This is a bash script wrapper for Pywikibot that automatically adds new pages to a specified category based on its title.
The script directory can be placed anywhere. You will need to edit PYWIKIPEDIADIR in settings.sh to point to the location of Pywikibot if you do not have it installed in the root of the Pywikibot directory.
This script was originally written for a Q&A wiki, and the arrangement and categories present reflect this. You will have to customize the script to meet your own needs.
There is no timer loop; it was designed to be launched automatically with cron. newpagescat.sh is the initial script, and all subscripts are spawned from it. First, newpagescat.sh runs pagegenerators.py to fetch new pages from the wiki. It then launches subscripts for each general subject area on the wiki. These scripts can either launch their own subscripts, or use egrep to find matching keywords and patterns in the page titles and dump them to a file for processing.
retroactive.sh creates a list of all the pages in the Main namespace of the site and categorizes them just as it would for new pages.
falserun.sh makes a dry run with an empty list to check for syntax errors in the scripts that may be hard to spot otherwise.
If a category is determined to have matching questions, the questions are stored in a text file in a temporary directory (or one of your choosing) until pywikibot adds the categories, and then is automatically removed. The number of writes to disk has been minimized, but you may still want to use a ramdisk for your temporary directory.

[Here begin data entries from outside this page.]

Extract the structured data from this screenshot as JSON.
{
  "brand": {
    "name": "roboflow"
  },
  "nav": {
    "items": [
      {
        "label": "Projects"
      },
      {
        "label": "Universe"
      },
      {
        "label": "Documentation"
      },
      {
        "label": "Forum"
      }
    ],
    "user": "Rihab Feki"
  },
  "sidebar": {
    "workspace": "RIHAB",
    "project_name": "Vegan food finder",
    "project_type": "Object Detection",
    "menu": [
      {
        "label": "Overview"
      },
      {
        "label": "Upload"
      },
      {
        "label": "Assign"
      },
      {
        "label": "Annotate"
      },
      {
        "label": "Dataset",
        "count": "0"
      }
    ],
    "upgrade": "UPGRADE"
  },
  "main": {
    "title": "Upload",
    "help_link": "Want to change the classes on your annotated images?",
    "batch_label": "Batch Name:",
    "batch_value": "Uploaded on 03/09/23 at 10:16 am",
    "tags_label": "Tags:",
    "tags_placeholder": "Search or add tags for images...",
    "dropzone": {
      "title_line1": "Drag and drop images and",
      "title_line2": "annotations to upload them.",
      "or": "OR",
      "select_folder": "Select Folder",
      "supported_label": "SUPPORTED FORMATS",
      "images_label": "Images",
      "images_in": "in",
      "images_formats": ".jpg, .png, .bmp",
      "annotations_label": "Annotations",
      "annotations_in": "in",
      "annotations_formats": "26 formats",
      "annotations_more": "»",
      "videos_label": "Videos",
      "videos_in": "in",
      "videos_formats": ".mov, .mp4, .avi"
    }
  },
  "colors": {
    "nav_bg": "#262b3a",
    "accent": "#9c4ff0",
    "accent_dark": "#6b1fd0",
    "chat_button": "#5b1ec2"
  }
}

This script depends on the following programs / libraries:
- Python (for Pywikibot)
- GNU egrep (other versions of egrep may work but I haven't tested them)
Bugs / Errata
- Pywikibot wasn't really meant to run 24/7/365. One side-effect is that if you lose internet connection for some reason, the throttle will constantly increase, meaning it may take a long time after your connection is restored to resume running. Editing throttle.py and replacing throttle.ctrl with /dev/null should help alleviate this. Alternatively, you can try adding
retry_on_fail = False
to your user-config.py file. This will make the bot stop trying to reconnect until the next iteration.